AUD/CAD: Loonie to Extend Losses to Aussie on Chinese Trade Surplus

The Canadian dollar extends its losses against the Australian currency today following economic releases from the world’s second largest economy and the Land Down Under. The markets are in a wait-and-see mode as US fourth quarter earnings come in.

Even as crude oil, Canada’s largest export, rose 0.1 percent to $93.25 per barrel, the Loonie is anticipated to weaken to the Aussie. Oil prices have been on an uphill-downhill course in the past few days as market participants seek cues from the global markets. In fact, oil fell yesterday after the Energy Department report showed US crude inventories rose 1.3 million barrels last week.
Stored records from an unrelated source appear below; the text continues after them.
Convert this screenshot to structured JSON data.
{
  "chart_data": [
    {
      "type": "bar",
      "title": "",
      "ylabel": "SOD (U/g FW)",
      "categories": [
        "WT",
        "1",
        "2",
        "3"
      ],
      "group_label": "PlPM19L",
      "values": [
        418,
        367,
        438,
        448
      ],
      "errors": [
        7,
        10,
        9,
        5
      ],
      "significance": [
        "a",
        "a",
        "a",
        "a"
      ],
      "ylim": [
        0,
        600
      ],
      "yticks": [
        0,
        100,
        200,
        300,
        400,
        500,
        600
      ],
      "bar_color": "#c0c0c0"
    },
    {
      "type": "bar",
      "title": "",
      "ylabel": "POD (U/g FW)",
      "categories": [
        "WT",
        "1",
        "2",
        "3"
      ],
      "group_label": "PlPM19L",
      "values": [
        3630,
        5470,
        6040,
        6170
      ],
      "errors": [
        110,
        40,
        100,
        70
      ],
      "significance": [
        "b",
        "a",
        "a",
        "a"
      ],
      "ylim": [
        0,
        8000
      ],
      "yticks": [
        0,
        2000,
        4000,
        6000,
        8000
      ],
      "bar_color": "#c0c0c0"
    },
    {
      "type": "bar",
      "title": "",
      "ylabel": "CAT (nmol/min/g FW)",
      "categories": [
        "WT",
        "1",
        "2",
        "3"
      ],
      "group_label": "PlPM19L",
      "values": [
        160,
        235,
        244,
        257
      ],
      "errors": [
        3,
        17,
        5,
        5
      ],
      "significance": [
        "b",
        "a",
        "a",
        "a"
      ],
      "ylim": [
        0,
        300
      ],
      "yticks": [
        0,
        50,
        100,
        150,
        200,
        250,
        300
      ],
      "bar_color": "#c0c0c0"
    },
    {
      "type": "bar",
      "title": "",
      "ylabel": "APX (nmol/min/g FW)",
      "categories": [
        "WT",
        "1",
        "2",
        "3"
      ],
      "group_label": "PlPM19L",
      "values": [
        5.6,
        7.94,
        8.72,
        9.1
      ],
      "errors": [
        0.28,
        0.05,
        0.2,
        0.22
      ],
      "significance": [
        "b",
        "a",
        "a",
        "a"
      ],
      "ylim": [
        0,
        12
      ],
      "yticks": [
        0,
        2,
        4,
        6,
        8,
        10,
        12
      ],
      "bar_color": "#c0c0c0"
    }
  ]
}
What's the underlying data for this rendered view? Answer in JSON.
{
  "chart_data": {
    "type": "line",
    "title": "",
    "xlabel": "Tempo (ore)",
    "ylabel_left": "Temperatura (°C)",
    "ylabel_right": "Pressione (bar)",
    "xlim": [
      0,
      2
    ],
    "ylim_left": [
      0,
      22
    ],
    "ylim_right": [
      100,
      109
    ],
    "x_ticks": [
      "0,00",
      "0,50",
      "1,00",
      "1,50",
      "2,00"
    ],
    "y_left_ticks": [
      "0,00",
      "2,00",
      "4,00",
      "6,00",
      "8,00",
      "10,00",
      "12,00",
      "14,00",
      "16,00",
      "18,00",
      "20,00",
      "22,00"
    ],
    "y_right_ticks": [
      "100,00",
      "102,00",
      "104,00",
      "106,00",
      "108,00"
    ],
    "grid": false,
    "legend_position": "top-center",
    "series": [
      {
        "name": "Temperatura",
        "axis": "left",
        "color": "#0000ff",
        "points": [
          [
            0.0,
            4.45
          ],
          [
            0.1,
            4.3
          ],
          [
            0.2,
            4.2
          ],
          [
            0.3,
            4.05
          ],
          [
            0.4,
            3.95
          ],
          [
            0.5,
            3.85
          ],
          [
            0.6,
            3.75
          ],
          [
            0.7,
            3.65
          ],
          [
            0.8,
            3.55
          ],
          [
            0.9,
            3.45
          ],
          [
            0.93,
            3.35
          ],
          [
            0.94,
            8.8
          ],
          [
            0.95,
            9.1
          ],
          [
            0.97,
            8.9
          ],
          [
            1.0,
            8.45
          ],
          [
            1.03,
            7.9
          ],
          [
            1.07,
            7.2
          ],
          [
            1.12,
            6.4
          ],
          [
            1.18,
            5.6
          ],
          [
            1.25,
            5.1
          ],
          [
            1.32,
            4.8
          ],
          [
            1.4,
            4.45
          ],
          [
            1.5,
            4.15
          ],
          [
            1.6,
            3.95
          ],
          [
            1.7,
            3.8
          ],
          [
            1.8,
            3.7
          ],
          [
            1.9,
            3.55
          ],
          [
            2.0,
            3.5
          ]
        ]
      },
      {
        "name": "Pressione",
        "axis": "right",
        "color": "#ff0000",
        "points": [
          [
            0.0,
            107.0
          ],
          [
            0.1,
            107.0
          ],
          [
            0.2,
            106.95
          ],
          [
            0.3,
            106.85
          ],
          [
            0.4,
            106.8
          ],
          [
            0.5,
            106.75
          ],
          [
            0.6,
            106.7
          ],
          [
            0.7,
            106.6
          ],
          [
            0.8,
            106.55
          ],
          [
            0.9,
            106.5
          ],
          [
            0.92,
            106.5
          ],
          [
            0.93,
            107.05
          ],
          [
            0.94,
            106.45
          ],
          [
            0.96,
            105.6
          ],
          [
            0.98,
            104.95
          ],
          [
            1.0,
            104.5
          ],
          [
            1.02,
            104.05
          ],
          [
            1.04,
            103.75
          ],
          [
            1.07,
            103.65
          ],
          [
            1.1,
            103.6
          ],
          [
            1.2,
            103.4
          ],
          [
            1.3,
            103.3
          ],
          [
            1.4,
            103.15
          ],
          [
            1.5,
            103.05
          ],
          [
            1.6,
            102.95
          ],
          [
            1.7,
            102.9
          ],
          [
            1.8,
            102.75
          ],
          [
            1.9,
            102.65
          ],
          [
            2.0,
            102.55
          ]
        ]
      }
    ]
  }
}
Earlier today, the Australian Bureau of Statistics reported that home-building approvals in the Land Down Under advanced for the third time in four months in November as lower interest rates encouraged plans for apartment projects. The number of permits granted to build or renovate houses and apartments gained 2.9 percent from October, when they fell a revised 5.1 percent, according to the report. Though the result failed to reach the median forecast for a 4 percent gain, this proved to be welcome news for the Pacific nation coming from a shortfall the prior month.

Moreover, Chinese data released earlier showed that imports rose to a record in the nation’s biggest overseas market. China’s exports rose 14.1 percent in December from a year earlier while imports increased 6 percent, leaving a trade surplus of $31.6 Billion, according to the Customs General Administration of China.

“The Chinese data is a whole lot better than anyone expected with both imports and exports accelerating,” said Mike Jones, a currency strategist at Bank of New Zealand in Wellington. “That will only add to recent investor optimism that the Chinese rebound has got legs and should take the Aussie dollar higher.”

A long position is advised for the AUDCAD, though be wary of probable technical price corrections as the price index treads near the overbought territory.